C’est ainsi que la Société Théosophique, conçue le 8 septembre, mise au point le 17 novembre 1875, après une période de gestation de soixante-dix jours, vint au monde et commença sa merveilleuse carrière altruiste per angusta ad augusta[3]. Dans le premier document imprimé, Préambule et règlement de la Société Théosophique on donna par inadvertance la date du 30 octobre, comme celle de l’organisation, tandis que, comme on vient de le voir, il eût fallu mettre le 17 novembre 1875.

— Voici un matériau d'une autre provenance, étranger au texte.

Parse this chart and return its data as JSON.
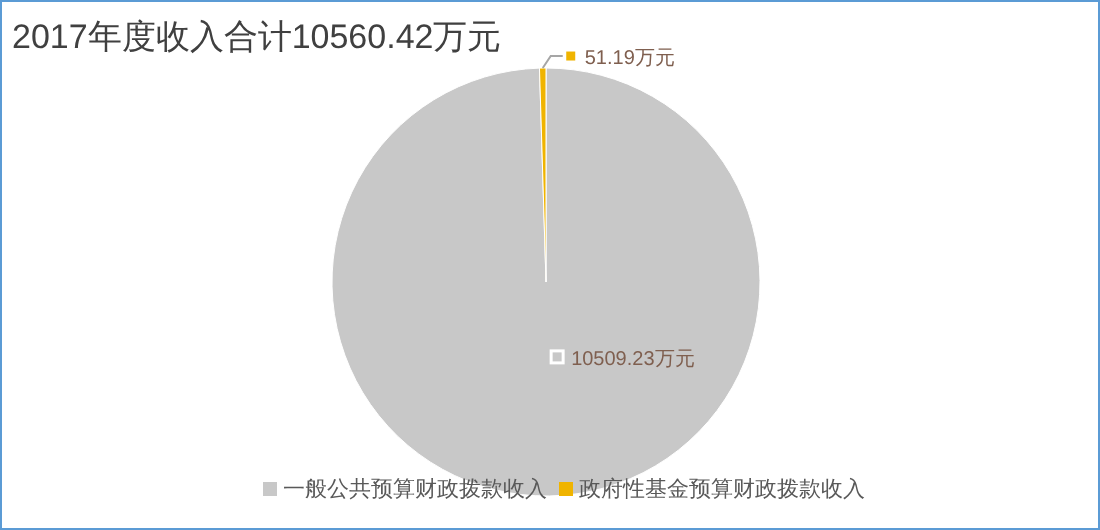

Ce récit de l’origine et de la naissance de la Société est fort prosaïque et manque tout à fait du caractère sensationnel qu’on lui a parfois attribué. Mais il a le mérite de l’exactitude historique, car écrivant de l’histoire et non du roman, j’ai dû m’en tenir à ce que rapportent nos procès-verbaux et je peux prouver mes dires un à un. Par exagération d’enthousiasme mal placé qui a produit un déni de justice comme toute bigoterie tend à le faire, beaucoup de personnes ont été répétant que H.-P.B. seule avait fondé la Société Théosophique et que ses collègues n’y étaient pour moins que rien. Mais elle-même a vigoureusement répudié cette suggestion quand M. Sullivan l’avança en 1878. Répondant à un critique caustique, elle dit :

« Il parle de nous comme nos Maîtres » avec une ironie mordante. Eh bien je me rappelle fort distinctement que j’ai déclaré dans une lettre précédente que nous [elle et moi] ne nous sommes jamais présentés comme des « maîtres », mais que nous avons au contraire décliné tout rôle de ce genre — quoi qu’en ait dit dans son excessif panégyrique mon digne ami M. Sullivan qui non seulement veut voir en moi une prêtresse bouddhiste (!) mais encore et sans l’ombre de vérité, m’attribue la fondation de la Société Théosophique et de ses branches.

(Lettre de H.-P.B. publiée par le Spiritualist du 22 mars 1878).

H.-P.B. était bien assez remarquable par elle-même sans la couvrir de tant d’éloges inconsidérés ; et cette idée fixe de chercher un sens occulte à chacune de ses paroles ou à chacun de ses actes ne peut que tourner contre ceux qui l’ont, selon la loi générale naturelle d’action et de réaction. Les dévots ne pensent pas que plus ils lui attribuent de clairvoyance et d’infaillibilité, plus le monde lui demandera un compte impitoyable de tous ses actes, de ses erreurs de jugement, de ses inexactitudes et autres faiblesses que l’on ne blâme que modérément chez une personne ordinaire — c’est-à-dire non inspirée — parce qu’on les considère comme apanages de l’infirmité humaine. C’est un mauvais service à lui rendre que de vouloir la mettre au-dessus de l’humanité, sans faiblesses, taches ni défauts, car ses œuvres publiées, sans parler de sa correspondance privée, montrent assez le contraire.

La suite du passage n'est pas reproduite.